Antiprotozoal agents – Integration of drug discovery, medicinal chemistry, and advanced computational approaches: An in-depth review

Protozoal diseases have been a global burden for decades, including fatal diseases that can lead to death, particularly in low- and middle-income countries. Many of these diseases are classified under Neglected Tropical Diseases (NTDs). Diseases such as malaria (Plasmodium spp.), Chagas disease (Trypanosoma cruzi), leishmaniasis (Leishmania spp.), primary amoebic meningoencephalitis (Naegleria fowleri), and trichomoniasis (Trichomonas vaginalis) continue to cause substantial morbidity and mortality. This review aims to address the growing urgency of protozoal drug resistance by consolidating current knowledge and highlighting recent advancements in treatment strategies. It responds to the rapid emergence of resistant strains and expanding gap between therapeutic needs and available options, emphasizing the importance of innovative, effective and sustainable approaches to antiprotozoal drug development.Although treatment options exist, the efficacy of many frontline and second-line drugs such as Amphotericin B and miltefosine has declined due to the widespread emergence of drug resistance. It has now become critical to explore the current state of drug resistance in these protozoal infections and to discuss recent advancements in drug discovery and therapeutic strategies. This review highlights both traditional and modern approaches, including repurposing, screening, combination therapies and computational tools like in silico modelling. These methods offer promising avenues for identifying novel compounds and overcoming resistance mechanisms. Despite advances in individual domains, such as target identification or molecular docking, major challenges persist.

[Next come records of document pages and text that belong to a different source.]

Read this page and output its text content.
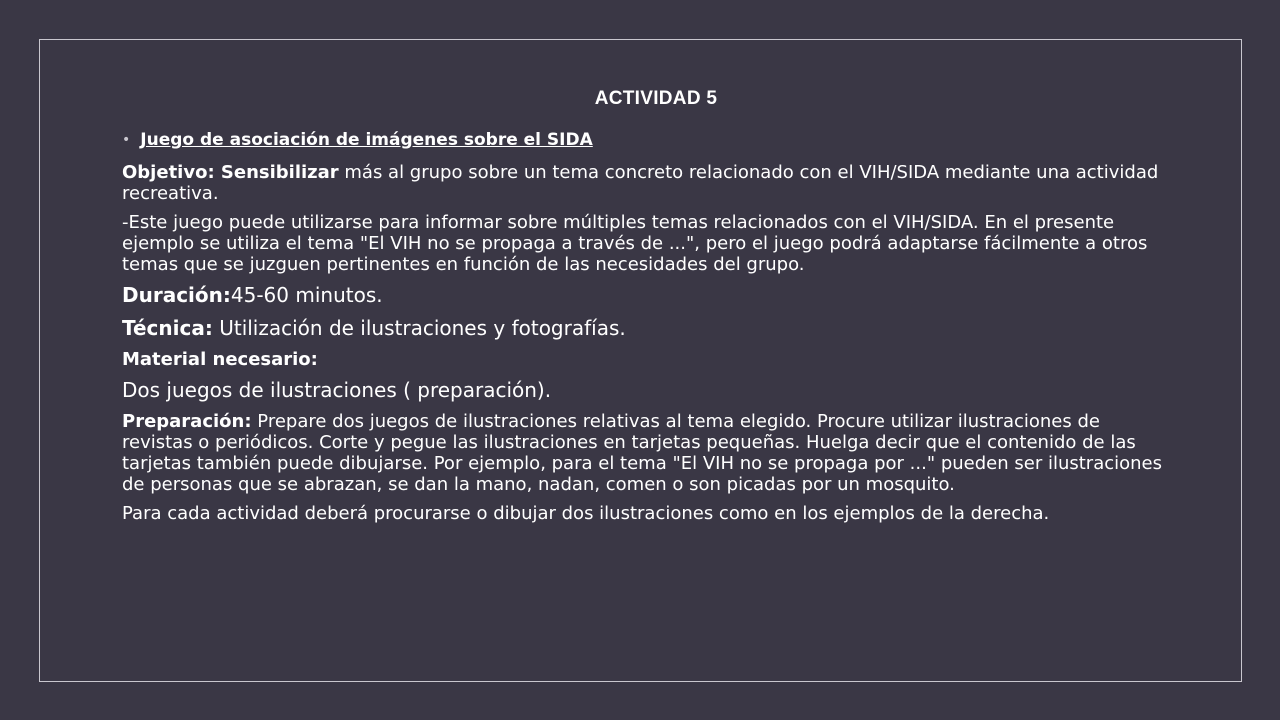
ACTIVIDAD 5
• Juego de asociación de imágenes sobre el SIDA

Objetivo: Sensibilizar más al grupo sobre un tema concreto relacionado con el VIH/SIDA mediante una actividad recreativa.

-Este juego puede utilizarse para informar sobre múltiples temas relacionados con el VIH/SIDA. En el presente ejemplo se utiliza el tema "El VIH no se propaga a través de ...", pero el juego podrá adaptarse fácilmente a otros temas que se juzguen pertinentes en función de las necesidades del grupo.

Duración:45-60 minutos.

Técnica: Utilización de ilustraciones y fotografías.

Material necesario:

Dos juegos de ilustraciones ( preparación).

Preparación: Prepare dos juegos de ilustraciones relativas al tema elegido. Procure utilizar ilustraciones de revistas o periódicos. Corte y pegue las ilustraciones en tarjetas pequeñas. Huelga decir que el contenido de las tarjetas también puede dibujarse. Por ejemplo, para el tema "El VIH no se propaga por ..." pueden ser ilustraciones de personas que se abrazan, se dan la mano, nadan, comen o son picadas por un mosquito.

Para cada actividad deberá procurarse o dibujar dos ilustraciones como en los ejemplos de la derecha.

Challenges include limited healthcare access in endemic areas, inadequate NTD funding, adaptive pathogen evolution and an underdeveloped antiprotozoal drug pipeline. This review underscores the urgent need for interdisciplinary research and innovative therapeutic interventions to outpace resistance and improve global health outcomes. This integration that bridges medicinal chemistry with in silico design can serve as a valuable reference for cross-disciplinary collaboration. Addressing these gaps is essential for developing sustainable, effective treatments for protozoal diseases in the post-resistance era.